As they neared the back of the store, the smell of copper grew thicker again, overpowering the stale dust of the aisles.

Lila rounded the edge of the drop-off counter and slid back into the cramped, sticky space.

Everyone was exactly where they had left them. Rebecca was clutching the kids. Eleanor was holding Frank. Kenzie was holding the dog.
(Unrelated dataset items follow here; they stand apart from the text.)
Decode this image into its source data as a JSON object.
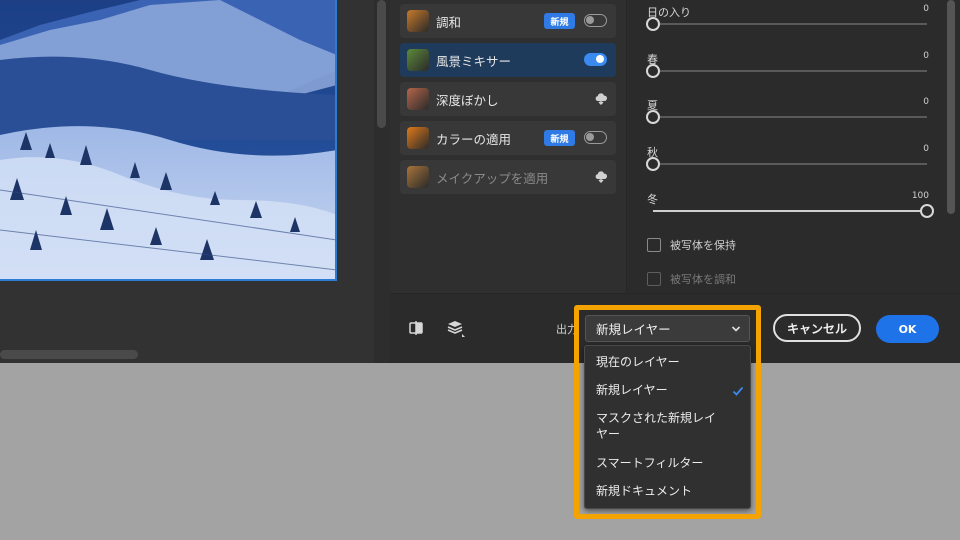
{
  "filters": [
    {
      "label": "調和",
      "badge": "新規",
      "control": "toggle",
      "toggle_on": false,
      "active": false,
      "disabled": false,
      "thumb_color": "#c87a2a"
    },
    {
      "label": "風景ミキサー",
      "badge": "",
      "control": "toggle",
      "toggle_on": true,
      "active": true,
      "disabled": false,
      "thumb_color": "#5c8a3a"
    },
    {
      "label": "深度ぼかし",
      "badge": "",
      "control": "cloud",
      "toggle_on": false,
      "active": false,
      "disabled": false,
      "thumb_color": "#b5664a"
    },
    {
      "label": "カラーの適用",
      "badge": "新規",
      "control": "toggle",
      "toggle_on": false,
      "active": false,
      "disabled": false,
      "thumb_color": "#e07a1a"
    },
    {
      "label": "メイクアップを適用",
      "badge": "",
      "control": "cloud",
      "toggle_on": false,
      "active": false,
      "disabled": true,
      "thumb_color": "#a8743a"
    }
  ],
  "sliders": [
    {
      "label": "日の入り",
      "value": "0",
      "fraction": 0
    },
    {
      "label": "春",
      "value": "0",
      "fraction": 0
    },
    {
      "label": "夏",
      "value": "0",
      "fraction": 0
    },
    {
      "label": "秋",
      "value": "0",
      "fraction": 0
    },
    {
      "label": "冬",
      "value": "100",
      "fraction": 1
    }
  ],
  "checkboxes": [
    {
      "label": "被写体を保持",
      "checked": false,
      "disabled": false
    },
    {
      "label": "被写体を調和",
      "checked": false,
      "disabled": true
    }
  ],
  "bottom": {
    "output_label": "出力",
    "output_value": "新規レイヤー",
    "cancel_label": "キャンセル",
    "ok_label": "OK"
  },
  "menu": {
    "items": [
      {
        "label": "現在のレイヤー",
        "selected": false
      },
      {
        "label": "新規レイヤー",
        "selected": true
      },
      {
        "label": "マスクされた新規レイ\nヤー",
        "selected": false
      },
      {
        "label": "スマートフィルター",
        "selected": false
      },
      {
        "label": "新規ドキュメント",
        "selected": false
      }
    ]
  },
  "icons": {
    "compare": "compare-icon",
    "layers": "layers-icon",
    "cloud": "cloud-download-icon",
    "chevron": "chevron-down-icon",
    "check": "checkmark-icon"
  },
  "colors": {
    "accent": "#1f73e8",
    "highlight": "#f5a300",
    "active_item": "#1f3b5c"
  }
}
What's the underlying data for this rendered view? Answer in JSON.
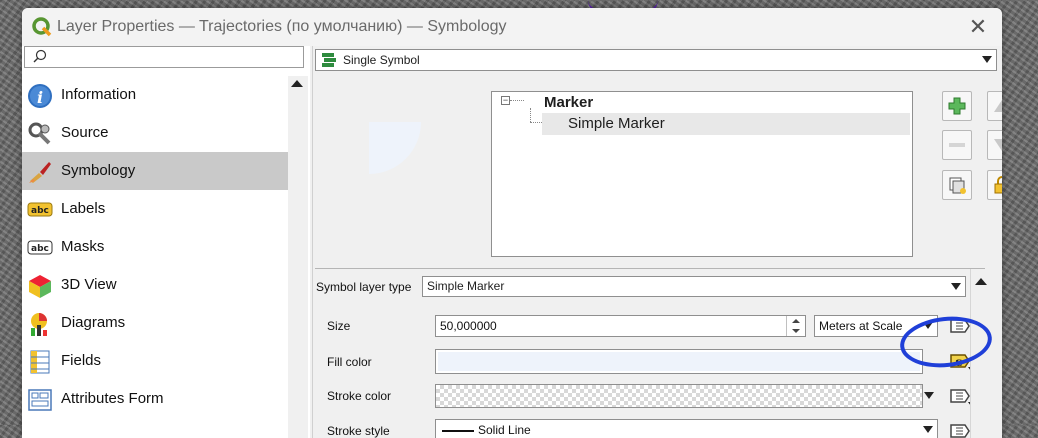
{
  "window": {
    "title": "Layer Properties — Trajectories (по умолчанию) — Symbology",
    "close_glyph": "✕"
  },
  "sidebar": {
    "search_placeholder": "",
    "items": [
      {
        "label": "Information",
        "icon": "information-icon"
      },
      {
        "label": "Source",
        "icon": "source-icon"
      },
      {
        "label": "Symbology",
        "icon": "symbology-icon",
        "active": true
      },
      {
        "label": "Labels",
        "icon": "labels-icon"
      },
      {
        "label": "Masks",
        "icon": "masks-icon"
      },
      {
        "label": "3D View",
        "icon": "3d-view-icon"
      },
      {
        "label": "Diagrams",
        "icon": "diagrams-icon"
      },
      {
        "label": "Fields",
        "icon": "fields-icon"
      },
      {
        "label": "Attributes Form",
        "icon": "attributes-form-icon"
      }
    ]
  },
  "renderer": {
    "selected": "Single Symbol"
  },
  "symbol_tree": {
    "root": "Marker",
    "child": "Simple Marker"
  },
  "symbol_layer": {
    "type_label": "Symbol layer type",
    "type_value": "Simple Marker",
    "size_label": "Size",
    "size_value": "50,000000",
    "size_unit": "Meters at Scale",
    "fill_color_label": "Fill color",
    "fill_color": "#eef3fb",
    "stroke_color_label": "Stroke color",
    "stroke_style_label": "Stroke style",
    "stroke_style_value": "Solid Line"
  },
  "annotation": {
    "color": "#1f3fd8"
  }
}
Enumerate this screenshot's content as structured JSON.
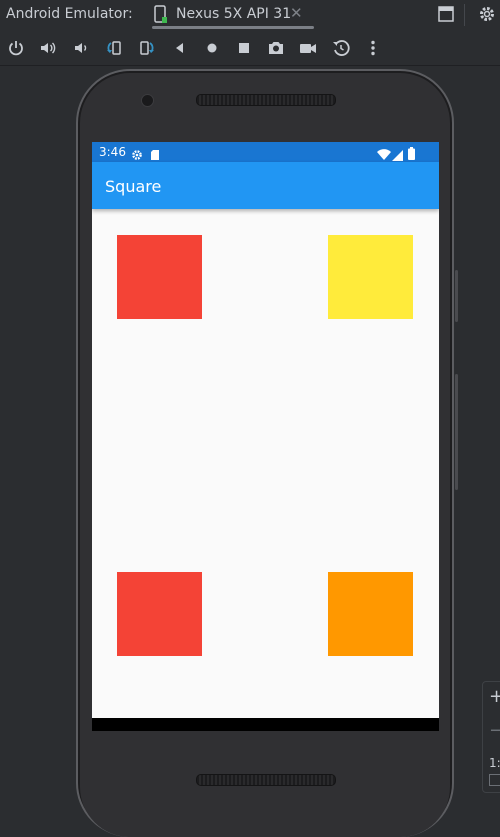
{
  "window": {
    "title": "Android Emulator:",
    "device_tab": "Nexus 5X API 31"
  },
  "toolbar": {
    "icons": [
      "power-icon",
      "volume-up-icon",
      "volume-down-icon",
      "rotate-left-icon",
      "rotate-right-icon",
      "back-icon",
      "home-icon",
      "overview-icon",
      "screenshot-icon",
      "screen-record-icon",
      "snapshot-icon",
      "more-icon"
    ]
  },
  "device": {
    "status": {
      "time": "3:46"
    },
    "app": {
      "title": "Square"
    },
    "squares": [
      {
        "color": "#f44336"
      },
      {
        "color": "#ffeb3b"
      },
      {
        "color": "#f44336"
      },
      {
        "color": "#ff9800"
      }
    ]
  },
  "zoom": {
    "plus": "+",
    "minus": "−",
    "ratio": "1:"
  },
  "colors": {
    "statusbar": "#1976d2",
    "appbar": "#2196f3"
  }
}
And Alyssa was still kneeling in the dirt, her bloody hands pressing down hard on Caleb's dying arm.

Alyssa looked up as Lila and Jade slipped back into the huddle. The young nursing student looked absolutely wrecked. The skin around her eyes was tight with terror, her face pale beneath the smears of blood and ash.

Lila didn't say a word. She just dropped to her knees directly across from Alyssa.

She reached into her coat pockets.

First, she set the brown bottle of hydrogen peroxide on the sticky linoleum. Next to it, she placed the clear bottle of rubbing alcohol. Then, the massive white bottle of 800mg Ibuprofen and the two foil packets of Tylenol.

Finally, Lila pulled the cracked, plastic travel sewing kit from her pocket. She popped the latch and set it open on the floor between them, the tiny silver needle catching a faint sliver of the bruised daylight.

Alyssa stared at the pathetic pile of supplies. It wasn't a sterile tray. It wasn't a surgical suite. It was literal garbage scavenged from the floor of a dead world.

But it was everything she had asked for.

Lila looked Alyssa dead in the eyes, her expression stripped of all comfort, leaving only cold, hard necessity.

"I got what you need," Lila whispered, her voice steady as stone. "Now do your job."